When the Mexican sugar lobby testified before the U.S. International Trade Commission (ITC) in April as part of an ongoing investigation into Mexico’s unfair trading actions, they told ITC commissioners that no disciplinary actions would be necessary.
That’s because Mexico had agreed to redirect shipments of subsidized sugar to other countries instead of the United States, according to witnesses. Big candy companies and others who support Mexico’s dumping and subsidization parroted this promise and pointed to it as evidence that all would be okay.
But there was one big problem. Mexico is doing the exact opposite of what it promised. Mexico is actually accelerating exports of subsidized sugar to the U.S. and further injuring U.S. sugar producers.
The U.S. Department of Agriculture (USDA) now believes Mexico is redirecting to the world market only half of the nearly 1.2 million metric tons of sugar it had promised it would. And the USDA continues to increase estimates of subsidized and dumped sugar expected to enter the United States.
In fact, the USDA estimates that Mexico sent an astounding 300,000 tons of sugar to America in May alone, setting an all-time record for shipments in a single month.
And that’s helped put Mexico on pace to break last year’s record shipment of 2.1 million tons.
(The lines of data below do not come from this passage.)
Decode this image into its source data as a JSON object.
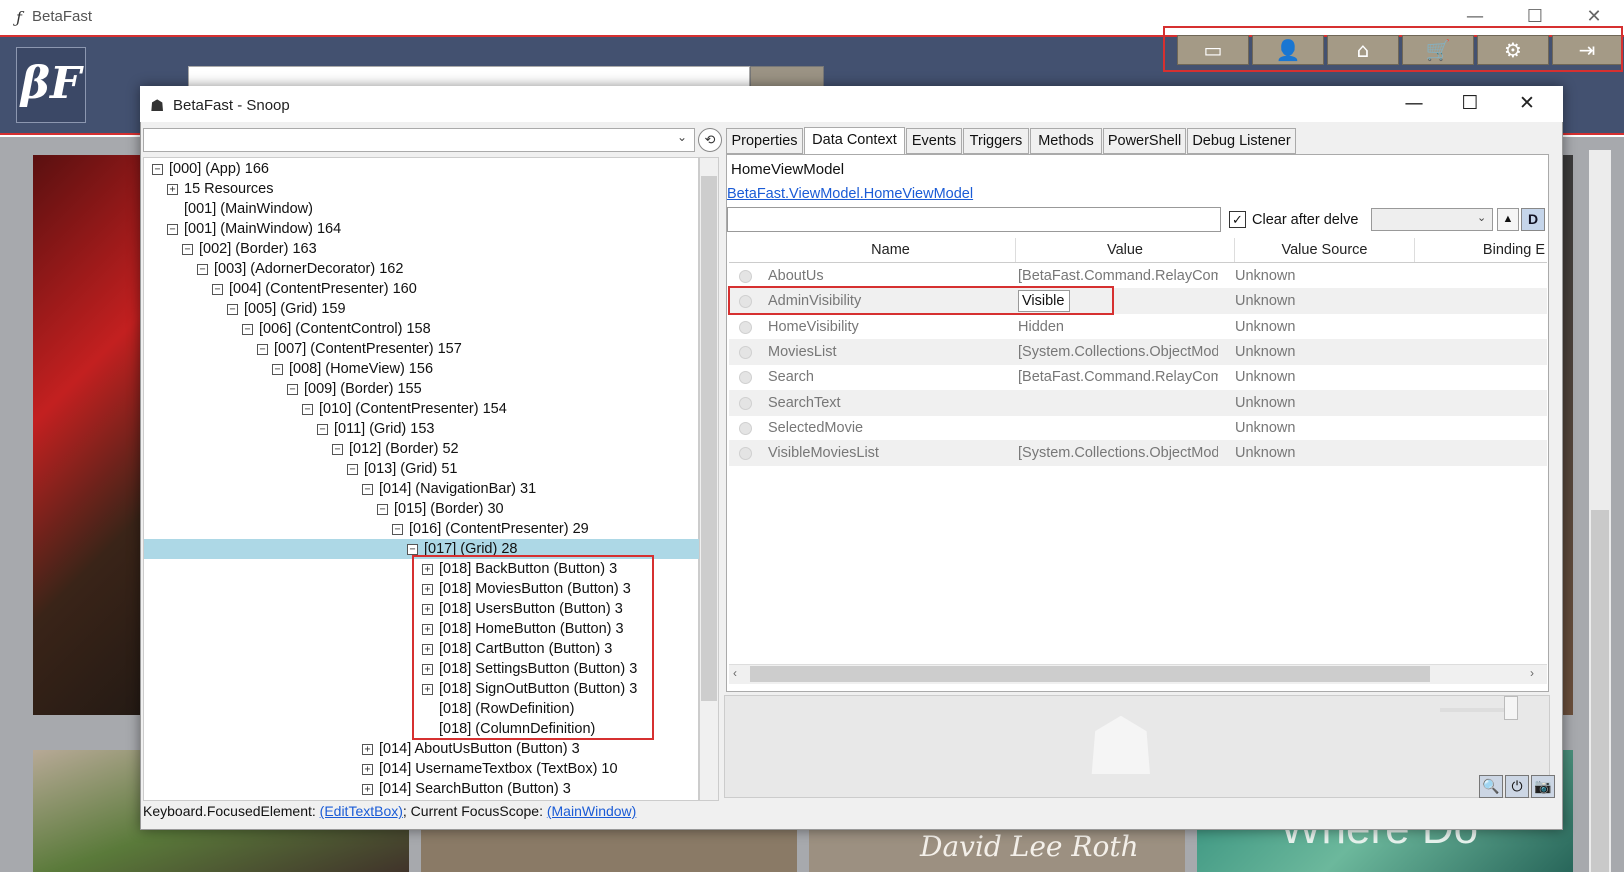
{
  "app": {
    "logo_small": "ƒ",
    "title": "BetaFast",
    "brand_logo": "βF",
    "window_controls": [
      "—",
      "☐",
      "✕"
    ],
    "nav_buttons": [
      {
        "name": "movies",
        "icon": "▭"
      },
      {
        "name": "users",
        "icon": "👤"
      },
      {
        "name": "home",
        "icon": "⌂"
      },
      {
        "name": "cart",
        "icon": "🛒"
      },
      {
        "name": "settings",
        "icon": "⚙"
      },
      {
        "name": "signout",
        "icon": "⇥"
      }
    ],
    "tile_3_text": "David Lee Roth",
    "tile_4_text": "Where Do"
  },
  "snoop": {
    "title": "BetaFast - Snoop",
    "window_controls": [
      "—",
      "☐",
      "✕"
    ],
    "combo_value": "",
    "tree": [
      {
        "exp": "−",
        "text": "[000]  (App) 166",
        "indent": 0
      },
      {
        "exp": "+",
        "text": "15 Resources",
        "indent": 1
      },
      {
        "exp": "",
        "text": "[001]  (MainWindow)",
        "indent": 1
      },
      {
        "exp": "−",
        "text": "[001]  (MainWindow) 164",
        "indent": 1
      },
      {
        "exp": "−",
        "text": "[002]  (Border) 163",
        "indent": 2
      },
      {
        "exp": "−",
        "text": "[003]  (AdornerDecorator) 162",
        "indent": 3
      },
      {
        "exp": "−",
        "text": "[004]  (ContentPresenter) 160",
        "indent": 4
      },
      {
        "exp": "−",
        "text": "[005]  (Grid) 159",
        "indent": 5
      },
      {
        "exp": "−",
        "text": "[006]  (ContentControl) 158",
        "indent": 6
      },
      {
        "exp": "−",
        "text": "[007]  (ContentPresenter) 157",
        "indent": 7
      },
      {
        "exp": "−",
        "text": "[008]  (HomeView) 156",
        "indent": 8
      },
      {
        "exp": "−",
        "text": "[009]  (Border) 155",
        "indent": 9
      },
      {
        "exp": "−",
        "text": "[010]  (ContentPresenter) 154",
        "indent": 10
      },
      {
        "exp": "−",
        "text": "[011]  (Grid) 153",
        "indent": 11
      },
      {
        "exp": "−",
        "text": "[012]  (Border) 52",
        "indent": 12
      },
      {
        "exp": "−",
        "text": "[013]  (Grid) 51",
        "indent": 13
      },
      {
        "exp": "−",
        "text": "[014]  (NavigationBar) 31",
        "indent": 14
      },
      {
        "exp": "−",
        "text": "[015]  (Border) 30",
        "indent": 15
      },
      {
        "exp": "−",
        "text": "[016]  (ContentPresenter) 29",
        "indent": 16
      },
      {
        "exp": "−",
        "text": "[017]  (Grid) 28",
        "indent": 17,
        "selected": true
      },
      {
        "exp": "+",
        "text": "[018] BackButton (Button) 3",
        "indent": 18
      },
      {
        "exp": "+",
        "text": "[018] MoviesButton (Button) 3",
        "indent": 18
      },
      {
        "exp": "+",
        "text": "[018] UsersButton (Button) 3",
        "indent": 18
      },
      {
        "exp": "+",
        "text": "[018] HomeButton (Button) 3",
        "indent": 18
      },
      {
        "exp": "+",
        "text": "[018] CartButton (Button) 3",
        "indent": 18
      },
      {
        "exp": "+",
        "text": "[018] SettingsButton (Button) 3",
        "indent": 18
      },
      {
        "exp": "+",
        "text": "[018] SignOutButton (Button) 3",
        "indent": 18
      },
      {
        "exp": "",
        "text": "[018]  (RowDefinition)",
        "indent": 18
      },
      {
        "exp": "",
        "text": "[018]  (ColumnDefinition)",
        "indent": 18
      },
      {
        "exp": "+",
        "text": "[014] AboutUsButton (Button) 3",
        "indent": 14
      },
      {
        "exp": "+",
        "text": "[014] UsernameTextbox (TextBox) 10",
        "indent": 14
      },
      {
        "exp": "+",
        "text": "[014] SearchButton (Button) 3",
        "indent": 14
      }
    ],
    "status_prefix": "Keyboard.FocusedElement: ",
    "status_focused": "(EditTextBox)",
    "status_mid": "; Current FocusScope: ",
    "status_scope": "(MainWindow)",
    "tabs": [
      "Properties",
      "Data Context",
      "Events",
      "Triggers",
      "Methods",
      "PowerShell",
      "Debug Listener"
    ],
    "active_tab": "Data Context",
    "model_name": "HomeViewModel",
    "model_link": "BetaFast.ViewModel.HomeViewModel",
    "filter_value": "",
    "clear_after_delve_label": "Clear after delve",
    "clear_after_delve_checked": true,
    "d_button": "D",
    "up_button": "▲",
    "columns": [
      "Name",
      "Value",
      "Value Source",
      "Binding E"
    ],
    "rows": [
      {
        "name": "AboutUs",
        "value": "[BetaFast.Command.RelayComi",
        "source": "Unknown"
      },
      {
        "name": "AdminVisibility",
        "value": "Visible",
        "source": "Unknown",
        "editing": true
      },
      {
        "name": "HomeVisibility",
        "value": "Hidden",
        "source": "Unknown"
      },
      {
        "name": "MoviesList",
        "value": "[System.Collections.ObjectMod",
        "source": "Unknown"
      },
      {
        "name": "Search",
        "value": "[BetaFast.Command.RelayComi",
        "source": "Unknown"
      },
      {
        "name": "SearchText",
        "value": "",
        "source": "Unknown"
      },
      {
        "name": "SelectedMovie",
        "value": "",
        "source": "Unknown"
      },
      {
        "name": "VisibleMoviesList",
        "value": "[System.Collections.ObjectMod",
        "source": "Unknown"
      }
    ],
    "toolbar_icons": [
      "🔍",
      "⏻",
      "📷"
    ]
  },
  "colors": {
    "highlight": "#d63030",
    "selection": "#add8e6",
    "header": "#435170",
    "nav_button": "#a49a86"
  }
}
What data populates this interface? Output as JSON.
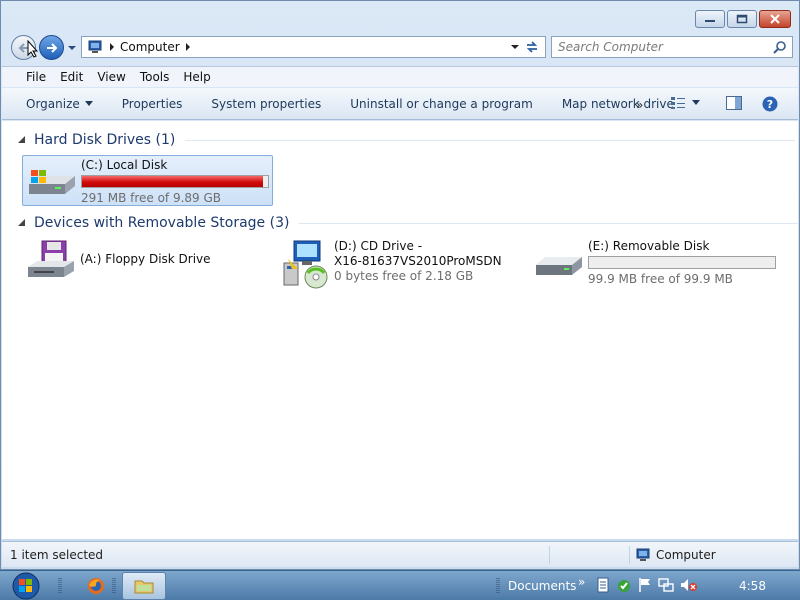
{
  "window": {
    "caption_buttons": [
      "minimize-icon",
      "maximize-icon",
      "close-icon"
    ]
  },
  "nav": {
    "address": {
      "icon": "computer-icon",
      "crumbs": [
        "Computer"
      ]
    },
    "search_placeholder": "Search Computer"
  },
  "menu": [
    "File",
    "Edit",
    "View",
    "Tools",
    "Help"
  ],
  "commands": {
    "organize": "Organize",
    "properties": "Properties",
    "system_properties": "System properties",
    "uninstall": "Uninstall or change a program",
    "map_drive": "Map network drive",
    "more": "»"
  },
  "groups": {
    "hdd": {
      "title": "Hard Disk Drives (1)",
      "drives": [
        {
          "name": "(C:) Local Disk",
          "free": "291 MB free of 9.89 GB",
          "used_fraction": 0.971
        }
      ]
    },
    "removable": {
      "title": "Devices with Removable Storage (3)",
      "floppy": {
        "name": "(A:) Floppy Disk Drive"
      },
      "cd": {
        "name_line1": "(D:) CD Drive -",
        "name_line2": "X16-81637VS2010ProMSDN",
        "free": "0 bytes free of 2.18 GB"
      },
      "usb": {
        "name": "(E:) Removable Disk",
        "free": "99.9 MB free of 99.9 MB",
        "used_fraction": 0.0
      }
    }
  },
  "status": {
    "left": "1 item selected",
    "right": "Computer"
  },
  "taskbar": {
    "documents": "Documents",
    "chevron": "»",
    "clock": "4:58"
  },
  "colors": {
    "accent": "#1e3a6e",
    "bar_full": "#d20b0b"
  }
}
So far this year, Mexico has dumped nearly 1.6 million tons of subsidized sugar on the U.S. market, compared to 1.04 million tons over the same period last year.
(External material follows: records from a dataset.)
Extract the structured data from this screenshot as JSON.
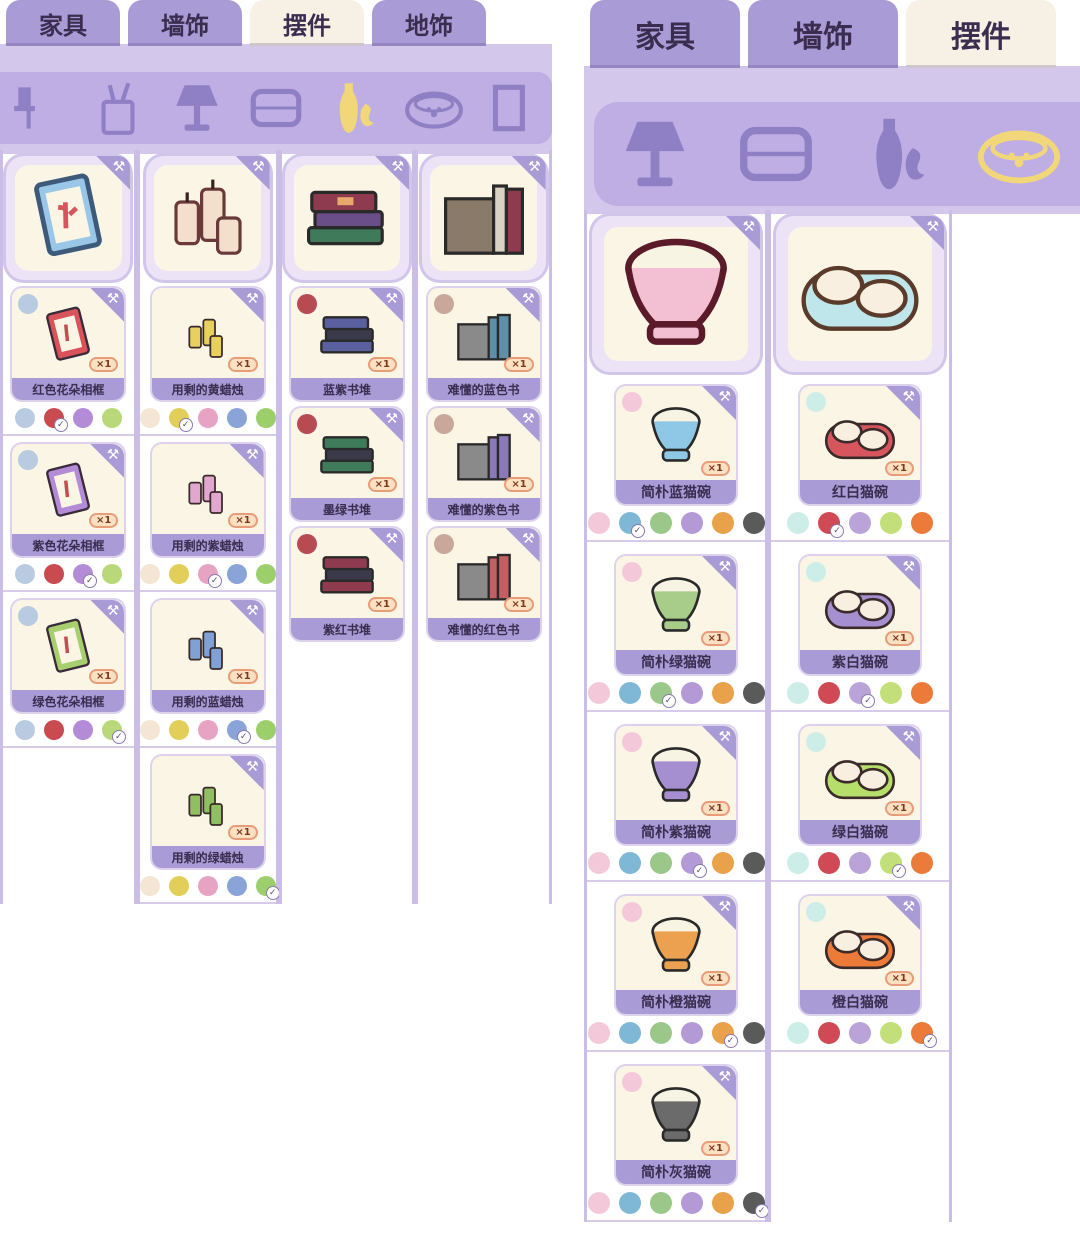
{
  "left": {
    "tabs": [
      {
        "label": "家具",
        "active": false
      },
      {
        "label": "墙饰",
        "active": false
      },
      {
        "label": "摆件",
        "active": true
      },
      {
        "label": "地饰",
        "active": false
      }
    ],
    "categories": [
      "chair-icon",
      "pen-holder-icon",
      "lamp-icon",
      "pillow-icon",
      "vase-icon",
      "pet-bowl-icon",
      "cup-icon"
    ],
    "active_category": "vase-icon",
    "columns": [
      {
        "set_icon": "photo-frame-icon",
        "items": [
          {
            "name": "红色花朵相框",
            "qty": "×1",
            "color": "#d9535a",
            "dot": "#b8cbe0",
            "swatches": [
              "#b8cbe0",
              "#c94a4f",
              "#b48bd6",
              "#b8d87a"
            ],
            "selected": 1
          },
          {
            "name": "紫色花朵相框",
            "qty": "×1",
            "color": "#b48bd6",
            "dot": "#b8cbe0",
            "swatches": [
              "#b8cbe0",
              "#c94a4f",
              "#b48bd6",
              "#b8d87a"
            ],
            "selected": 2
          },
          {
            "name": "绿色花朵相框",
            "qty": "×1",
            "color": "#a8cf6e",
            "dot": "#b8cbe0",
            "swatches": [
              "#b8cbe0",
              "#c94a4f",
              "#b48bd6",
              "#b8d87a"
            ],
            "selected": 3
          }
        ]
      },
      {
        "set_icon": "candles-icon",
        "items": [
          {
            "name": "用剩的黄蜡烛",
            "qty": "×1",
            "color": "#e7d060",
            "dot": "",
            "swatches": [
              "#f4e6d2",
              "#e2cf5a",
              "#e6a3c4",
              "#8aa4d8",
              "#9ccf6a"
            ],
            "selected": 1
          },
          {
            "name": "用剩的紫蜡烛",
            "qty": "×1",
            "color": "#e2a7cf",
            "dot": "",
            "swatches": [
              "#f4e6d2",
              "#e2cf5a",
              "#e6a3c4",
              "#8aa4d8",
              "#9ccf6a"
            ],
            "selected": 2
          },
          {
            "name": "用剩的蓝蜡烛",
            "qty": "×1",
            "color": "#7fa1d6",
            "dot": "",
            "swatches": [
              "#f4e6d2",
              "#e2cf5a",
              "#e6a3c4",
              "#8aa4d8",
              "#9ccf6a"
            ],
            "selected": 3
          },
          {
            "name": "用剩的绿蜡烛",
            "qty": "×1",
            "color": "#8fbf62",
            "dot": "",
            "swatches": [
              "#f4e6d2",
              "#e2cf5a",
              "#e6a3c4",
              "#8aa4d8",
              "#9ccf6a"
            ],
            "selected": 4
          }
        ]
      },
      {
        "set_icon": "book-stack-icon",
        "items": [
          {
            "name": "蓝紫书堆",
            "qty": "×1",
            "color": "#5a5f9e",
            "dot": "#b74a52",
            "swatches": [],
            "selected": -1
          },
          {
            "name": "墨绿书堆",
            "qty": "×1",
            "color": "#3f7a5a",
            "dot": "#b74a52",
            "swatches": [],
            "selected": -1
          },
          {
            "name": "紫红书堆",
            "qty": "×1",
            "color": "#8e3a4f",
            "dot": "#b74a52",
            "swatches": [],
            "selected": -1
          }
        ]
      },
      {
        "set_icon": "books-shelf-icon",
        "items": [
          {
            "name": "难懂的蓝色书",
            "qty": "×1",
            "color": "#5e8fa8",
            "dot": "#c9a79b",
            "swatches": [],
            "selected": -1
          },
          {
            "name": "难懂的紫色书",
            "qty": "×1",
            "color": "#8a78b8",
            "dot": "#c9a79b",
            "swatches": [],
            "selected": -1
          },
          {
            "name": "难懂的红色书",
            "qty": "×1",
            "color": "#c25f62",
            "dot": "#c9a79b",
            "swatches": [],
            "selected": -1
          }
        ]
      }
    ]
  },
  "right": {
    "tabs": [
      {
        "label": "家具",
        "active": false
      },
      {
        "label": "墙饰",
        "active": false
      },
      {
        "label": "摆件",
        "active": true
      }
    ],
    "categories": [
      "lamp-icon",
      "pillow-icon",
      "vase-icon",
      "pet-bowl-icon"
    ],
    "active_category": "pet-bowl-icon",
    "columns": [
      {
        "set_icon": "pink-cat-bowl-icon",
        "items": [
          {
            "name": "简朴蓝猫碗",
            "qty": "×1",
            "color": "#8ec8e6",
            "dot": "#f3c9d9",
            "swatches": [
              "#f3c9d9",
              "#7fb8d6",
              "#9cc78a",
              "#b39ad6",
              "#e9a14a",
              "#5a5a5a"
            ],
            "selected": 1
          },
          {
            "name": "简朴绿猫碗",
            "qty": "×1",
            "color": "#a8cc8a",
            "dot": "#f3c9d9",
            "swatches": [
              "#f3c9d9",
              "#7fb8d6",
              "#9cc78a",
              "#b39ad6",
              "#e9a14a",
              "#5a5a5a"
            ],
            "selected": 2
          },
          {
            "name": "简朴紫猫碗",
            "qty": "×1",
            "color": "#a58fd0",
            "dot": "#f3c9d9",
            "swatches": [
              "#f3c9d9",
              "#7fb8d6",
              "#9cc78a",
              "#b39ad6",
              "#e9a14a",
              "#5a5a5a"
            ],
            "selected": 3
          },
          {
            "name": "简朴橙猫碗",
            "qty": "×1",
            "color": "#eba14f",
            "dot": "#f3c9d9",
            "swatches": [
              "#f3c9d9",
              "#7fb8d6",
              "#9cc78a",
              "#b39ad6",
              "#e9a14a",
              "#5a5a5a"
            ],
            "selected": 4
          },
          {
            "name": "简朴灰猫碗",
            "qty": "×1",
            "color": "#6b6b6b",
            "dot": "#f3c9d9",
            "swatches": [
              "#f3c9d9",
              "#7fb8d6",
              "#9cc78a",
              "#b39ad6",
              "#e9a14a",
              "#5a5a5a"
            ],
            "selected": 5
          }
        ]
      },
      {
        "set_icon": "double-cat-bowl-icon",
        "items": [
          {
            "name": "红白猫碗",
            "qty": "×1",
            "color": "#d7565e",
            "dot": "#cdeee8",
            "swatches": [
              "#cdeee8",
              "#cf4a55",
              "#b9a3d8",
              "#c2df7a",
              "#ec7a38"
            ],
            "selected": 1
          },
          {
            "name": "紫白猫碗",
            "qty": "×1",
            "color": "#a58fd0",
            "dot": "#cdeee8",
            "swatches": [
              "#cdeee8",
              "#cf4a55",
              "#b9a3d8",
              "#c2df7a",
              "#ec7a38"
            ],
            "selected": 2
          },
          {
            "name": "绿白猫碗",
            "qty": "×1",
            "color": "#b5de6a",
            "dot": "#cdeee8",
            "swatches": [
              "#cdeee8",
              "#cf4a55",
              "#b9a3d8",
              "#c2df7a",
              "#ec7a38"
            ],
            "selected": 3
          },
          {
            "name": "橙白猫碗",
            "qty": "×1",
            "color": "#ec7a38",
            "dot": "#cdeee8",
            "swatches": [
              "#cdeee8",
              "#cf4a55",
              "#b9a3d8",
              "#c2df7a",
              "#ec7a38"
            ],
            "selected": 4
          }
        ]
      }
    ]
  }
}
To the ITC’s credit, they didn’t let Mexico’s lofty promises cloud their judgment, voting 5 to 0 in a preliminary ruling against Mexico. A detailed report released after that vote proved that the ITC recognized the injury Mexico is inflicting on American farmers and taxpayers.
The Department of Commerce is also investigating Mexico and has noted strong evidence that subsidies and dumping are giving Mexico an unfair edge over more efficient U.S. producers.
Here’s hoping these U.S. government investigations conclude as soon as possible and apply disciplinary actions against Mexico to level the playing field. After all, the U.S. market can’t sustain many more months of May-like flooding.